I've been following a line of posts at Pineapple Girl: Melee on the topic of Manners, Geographical -- how people from the South act differently from those damn Yankees from places like New York. I'm developing a real liking for Pineapple Girl that I'm cultivating slowly, but this inspired me to send her the following.
I've been enjoying the back-and-forth conversation on Southern Manners, and thought I'd toss in my two cents. You might have a door you want to penny-wedge.
I live in Florida. Central Florida, not too far from Disney. I was born here (before Disney) and grew up here, with frequent visits to the Ashville NC area. Central Florida, however, is not really The South, despite geographic evidence. It is Ohio and Pennsylvannia and Quebec and several Latin American countries and some parts of Asia. Having so many theme parks move in to what was once cattle ranches and citrus groves does make for some interesting exchanges. I've gotten to observe a lot of different types of manners. Years of such observation have led me to conclusions thusly:
Brazilians are the nicest, most polite people individually or in pairs, but are herds of maurauding cattle in large groups following a tourguide flag.
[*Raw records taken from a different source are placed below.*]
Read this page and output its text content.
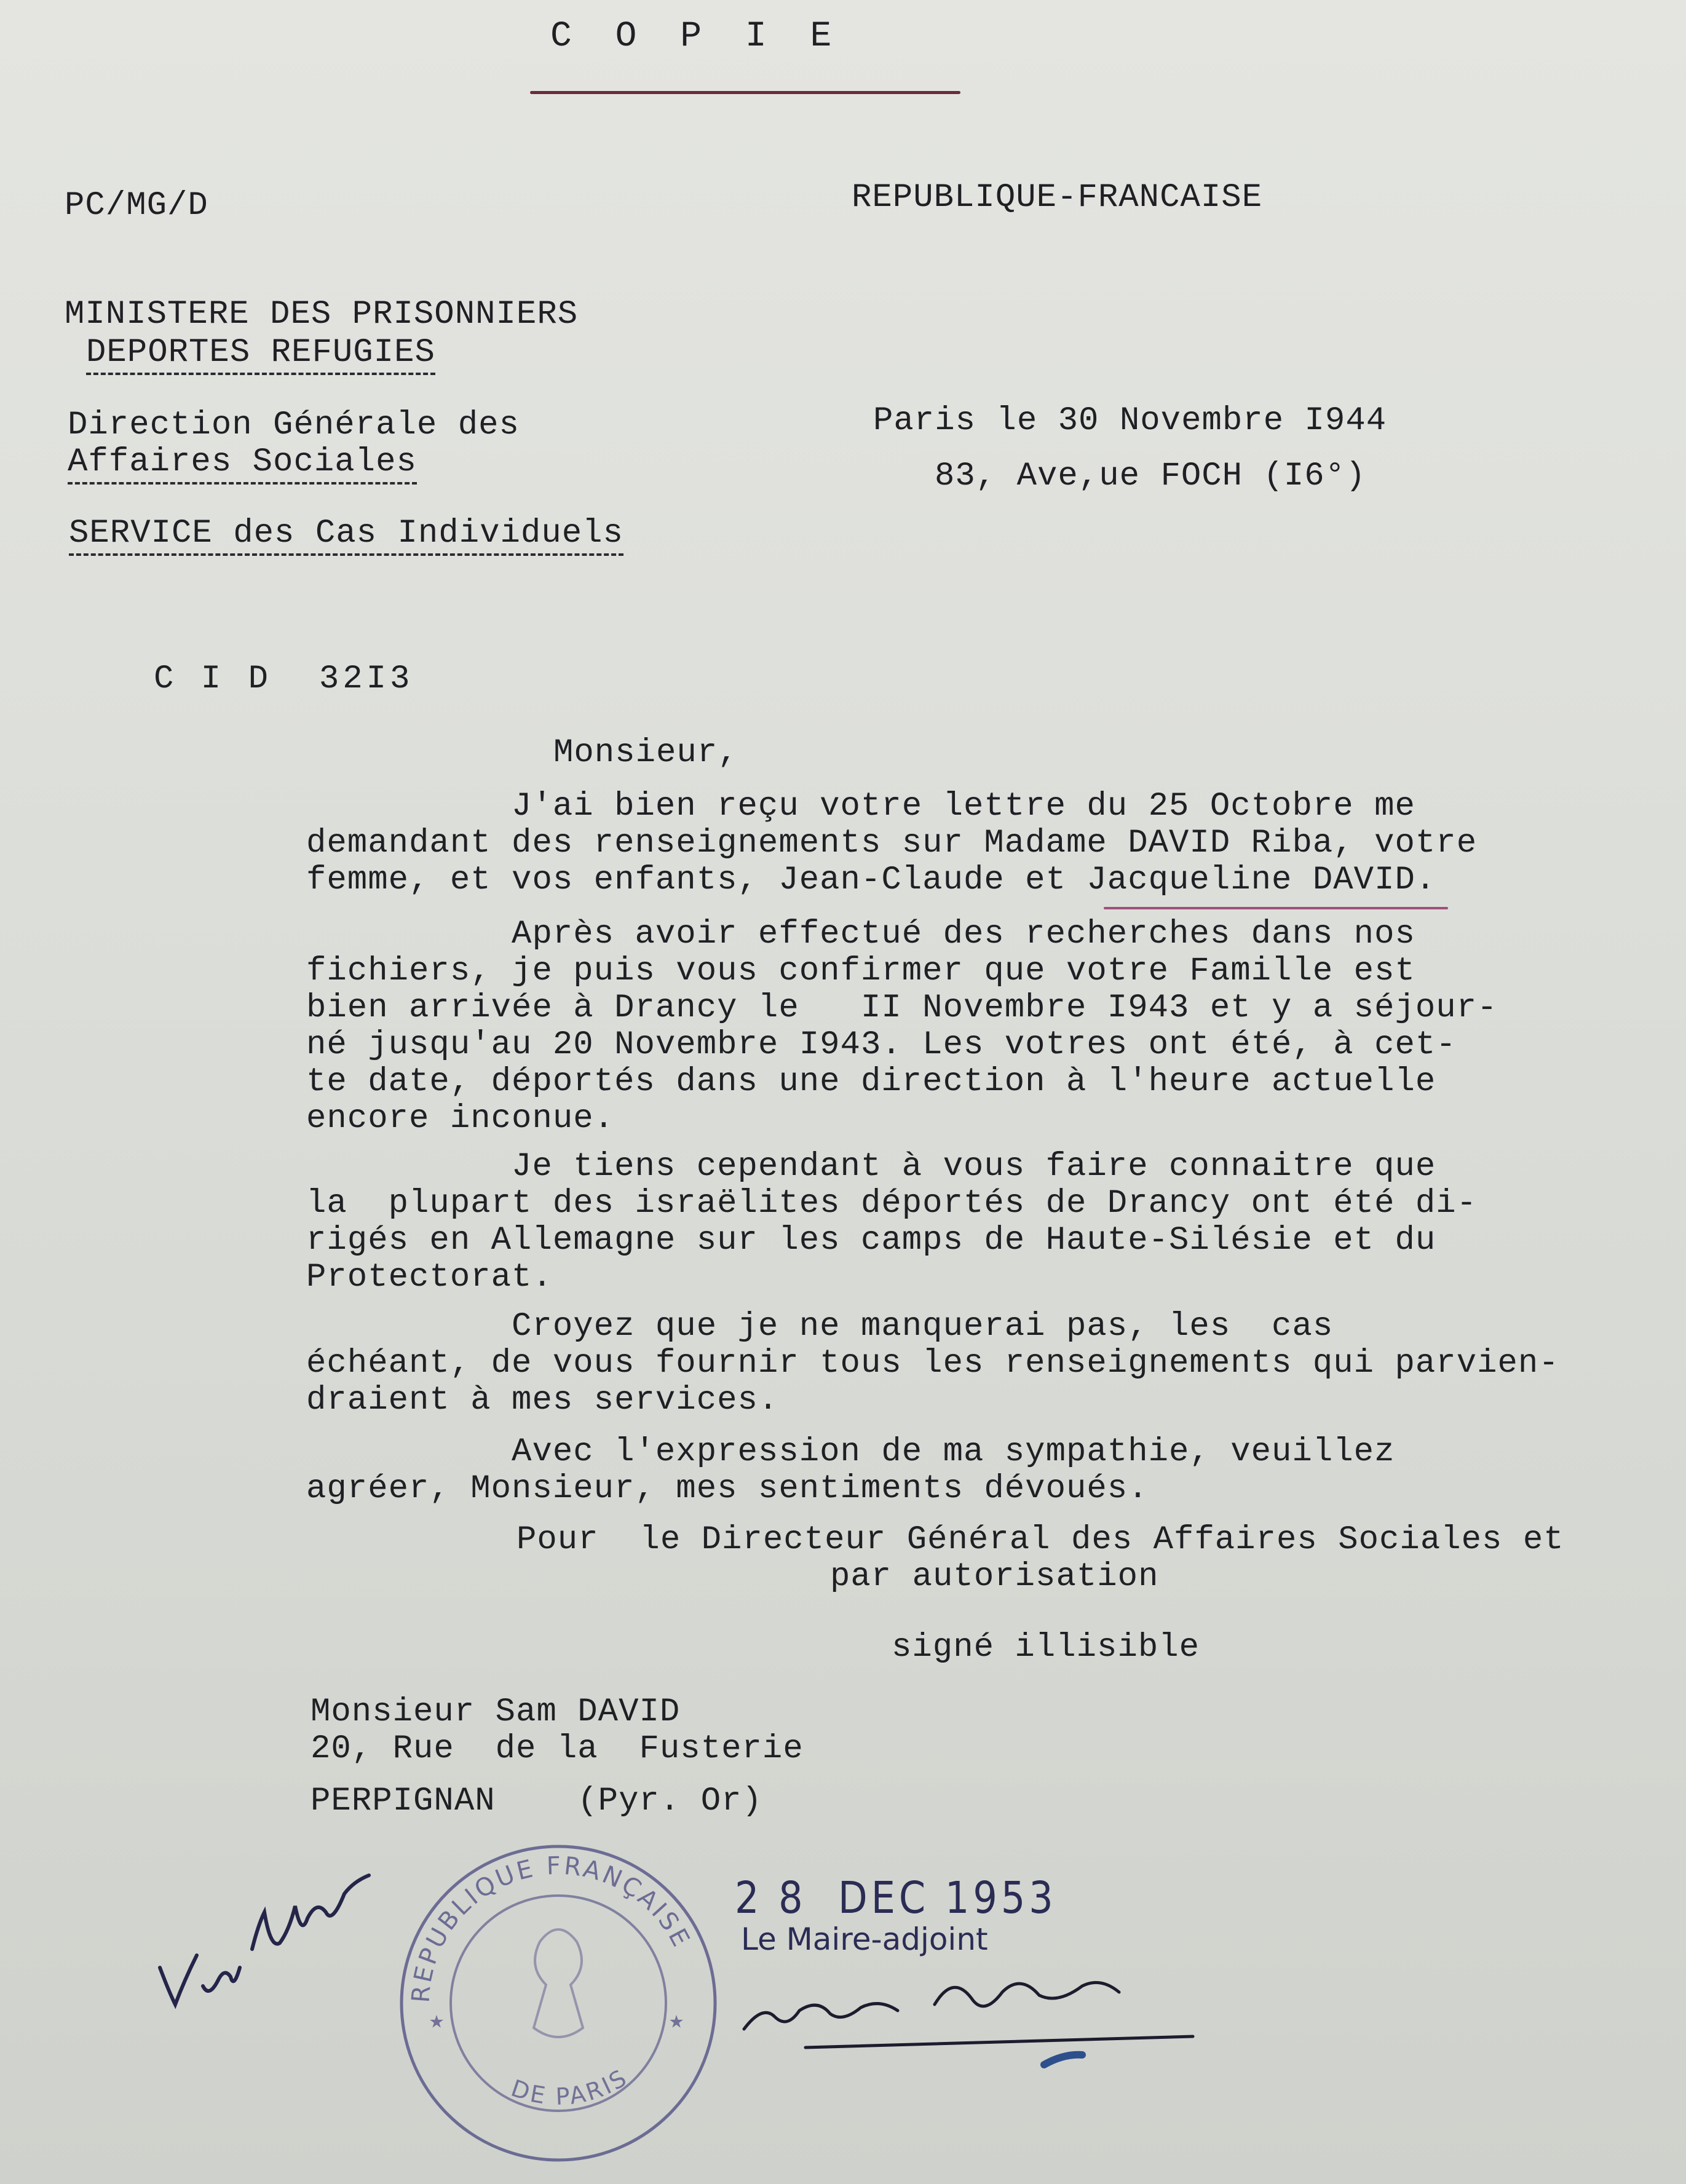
C O P I E
PC/MG/D	REPUBLIQUE-FRANCAISE
MINISTERE DES PRISONNIERS
DEPORTES REFUGIES
Direction Générale des
Affaires Sociales
Paris le 30 Novembre I944
83, Ave,ue FOCH (I6°)
SERVICE des Cas Individuels
C I D  32I3
Monsieur,
J'ai bien reçu votre lettre du 25 Octobre me
demandant des renseignements sur Madame DAVID Riba, votre
femme, et vos enfants, Jean-Claude et Jacqueline DAVID.
Après avoir effectué des recherches dans nos
fichiers, je puis vous confirmer que votre Famille est
bien arrivée à Drancy le   II Novembre I943 et y a séjour-
né jusqu'au 20 Novembre I943. Les votres ont été, à cet-
te date, déportés dans une direction à l'heure actuelle
encore inconue.
Je tiens cependant à vous faire connaitre que
la  plupart des israëlites déportés de Drancy ont été di-
rigés en Allemagne sur les camps de Haute-Silésie et du
Protectorat.
Croyez que je ne manquerai pas, les  cas
échéant, de vous fournir tous les renseignements qui parvien-
draient à mes services.
Avec l'expression de ma sympathie, veuillez
agréer, Monsieur, mes sentiments dévoués.
Pour  le Directeur Général des Affaires Sociales et
par autorisation
signé illisible
Monsieur Sam DAVID
20, Rue  de la  Fusterie
PERPIGNAN    (Pyr. Or)
REPUBLIQUE FRANÇAISE
DE PARIS
★	★
2 8  DEC 1953
Le Maire-adjoint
I'm talking about being actually run over. Foot prints on your head.
People on vacation feel highly entitled. THEY are on vacation. YOU, who live in the area, are obviously supposed to cater to THEM. Even if you don't work in the place where they are waiting to be served.
Being native to the area means you are supposed to be up-to-date on the housing market for at least a four county area. You should be able to reel off important details such as distances to shopping and local activities for seniors while waiting in line to pick up your lunch. Wearing a gold monogrammed blazer and earning a commission is irrelevant. Don't you LIVE here?
You have to know SOMEONE who works at (theme park) who would be willing to wait at the gate to sign in a total stranger for free/give them discount tickets/sneak them in the back way. You'll do this because you are Southern and therefore bound by oath to display Southern Hospitality.
No matter how pure your elocution, how dulcet your voice, how careful your pronounciation, or how cultured your tones, you will still be told you "talk like a redneck", "have the Deepest Southern Accent" (in an characature Southern Accent), or speak "All Southern Fried" and they can't understand a word you are saying. You are not allowed to smack these people across the mouth. People from Texas, Alabama, Mississippi, or the Florida Panhandle area will ask if you are from Ohio.